You might see the video being served as a series of very small .ts files.  Although it's possible to grab these small files and join them back together it's a ballache, so in developer tools, at the bottom it says "User agent" and it's ticked.  Untick it, and underneath you can select from different devices, Ipad, Blackberry, etc.  This makes Chrome spoof as that device.  Because some devices have to be served a complete video file rather that one that's spit up into pieces, go through the different devices (you have to refresh the page after selecting one) and find one where you get served the video file as a basic mp4, then open in new tab and save.

(Firefox also has a developer tools which works pretty much the same way.)

Thanks for all of that, it's really appreciated, I'll look in to it later tonight and report back.

Quote from: olliebean on September 05, 2019, 09:55:38 PM
youtube-dl works with most sites that anything else easily available works with. Some sites have DRM that it can't break, and for those you probably need a screen recorder, i.e., a program that records the video off the screen as it plays rather than ripping the actual stream. Don't know much about them, as I've never successfully used one myself - my old computer wasn't powerful enough to do the real-time encoding and I've not tried with my new one - but the quality will obviously suffer if you do it that way.
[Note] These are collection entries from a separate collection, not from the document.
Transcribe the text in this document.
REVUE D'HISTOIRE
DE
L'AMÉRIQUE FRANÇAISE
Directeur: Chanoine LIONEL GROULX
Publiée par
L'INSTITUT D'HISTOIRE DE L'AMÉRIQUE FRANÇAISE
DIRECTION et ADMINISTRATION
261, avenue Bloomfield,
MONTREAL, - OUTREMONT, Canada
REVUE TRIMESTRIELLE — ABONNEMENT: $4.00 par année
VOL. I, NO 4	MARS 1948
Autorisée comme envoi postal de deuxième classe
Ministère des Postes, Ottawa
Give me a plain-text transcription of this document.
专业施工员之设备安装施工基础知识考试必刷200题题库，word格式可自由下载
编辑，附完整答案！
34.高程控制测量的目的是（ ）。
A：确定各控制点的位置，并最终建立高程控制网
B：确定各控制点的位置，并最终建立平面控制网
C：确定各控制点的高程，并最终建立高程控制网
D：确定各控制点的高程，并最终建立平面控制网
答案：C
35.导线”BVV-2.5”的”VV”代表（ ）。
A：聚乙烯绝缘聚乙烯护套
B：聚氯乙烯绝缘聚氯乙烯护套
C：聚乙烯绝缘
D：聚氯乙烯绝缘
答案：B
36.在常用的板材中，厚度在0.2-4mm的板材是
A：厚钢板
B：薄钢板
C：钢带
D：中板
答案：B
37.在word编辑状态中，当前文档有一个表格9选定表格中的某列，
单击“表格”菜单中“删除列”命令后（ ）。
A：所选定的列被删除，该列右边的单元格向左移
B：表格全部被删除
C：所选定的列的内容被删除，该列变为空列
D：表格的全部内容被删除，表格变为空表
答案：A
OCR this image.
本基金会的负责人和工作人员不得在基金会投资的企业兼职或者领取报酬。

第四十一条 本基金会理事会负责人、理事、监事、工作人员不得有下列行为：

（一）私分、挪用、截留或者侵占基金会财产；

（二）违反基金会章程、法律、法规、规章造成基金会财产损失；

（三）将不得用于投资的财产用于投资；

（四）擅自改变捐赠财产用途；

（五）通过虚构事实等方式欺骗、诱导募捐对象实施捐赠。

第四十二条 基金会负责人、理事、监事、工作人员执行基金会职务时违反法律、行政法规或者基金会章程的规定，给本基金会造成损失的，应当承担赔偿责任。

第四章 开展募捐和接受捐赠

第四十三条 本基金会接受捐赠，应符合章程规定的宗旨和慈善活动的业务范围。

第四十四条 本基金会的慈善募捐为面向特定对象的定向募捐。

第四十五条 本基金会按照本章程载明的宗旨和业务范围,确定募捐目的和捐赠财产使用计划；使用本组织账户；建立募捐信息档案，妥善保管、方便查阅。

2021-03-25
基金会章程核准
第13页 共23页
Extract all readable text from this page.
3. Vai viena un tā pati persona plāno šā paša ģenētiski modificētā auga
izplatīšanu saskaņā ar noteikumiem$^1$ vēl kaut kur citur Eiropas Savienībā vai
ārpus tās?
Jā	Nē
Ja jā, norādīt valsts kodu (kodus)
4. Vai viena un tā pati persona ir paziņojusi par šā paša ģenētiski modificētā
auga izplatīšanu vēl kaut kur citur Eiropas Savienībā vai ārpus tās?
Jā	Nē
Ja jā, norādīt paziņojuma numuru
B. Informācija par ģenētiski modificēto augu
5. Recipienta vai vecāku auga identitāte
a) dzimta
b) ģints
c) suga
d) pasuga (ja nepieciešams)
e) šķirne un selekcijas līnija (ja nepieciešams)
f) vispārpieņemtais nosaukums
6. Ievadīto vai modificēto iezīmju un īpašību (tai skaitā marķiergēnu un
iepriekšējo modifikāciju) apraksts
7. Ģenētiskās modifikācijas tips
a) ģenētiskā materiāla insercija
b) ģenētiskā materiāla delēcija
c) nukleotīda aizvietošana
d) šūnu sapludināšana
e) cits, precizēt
Unfortunately youtube-dl doesn't work in these cases, I have looked in to obtaining a screen recorder but was a bit confused, hence this thread.

Quote from: a duncandisorderly on September 06, 2019, 07:52:23 AM
on a mac, if the usual browser add-ons won't work, I've used quicktime to do screen-recordings.... basically you draw a box round the video & press go, then play the video. you can trim off the preamble, cursor movements & so forth afterwards. there are third-party screen recorders that do much the same- the sorts of things people use to make how-to videos for yt that show their entire desktop, but most of these record the computer's mic input (for obvious reasons). it's a convoluted business, involving third-party audio routing software, but you can get quicktime to record the computer's output instead. I've used this to capture iplayer stuff when there's been no other way to preserve it; though you end up with an enormous file, you can transcode it to something more sensible later using (e.g.) handbrake.

Alas I'm a PC man, but thanks for taking the time out to respond anyway.

Quote from: Neomod on September 06, 2019, 08:48:26 AM
Flash Video Downloader and Stream Video Downloader from the chrome store seem to handle most things for me.

I'll look in to those if the other methods don't work, thank you.

Edit: Stream Video Downloader was the way I got it to work in the end, thank you so much for posting that, it's enormously appreciated.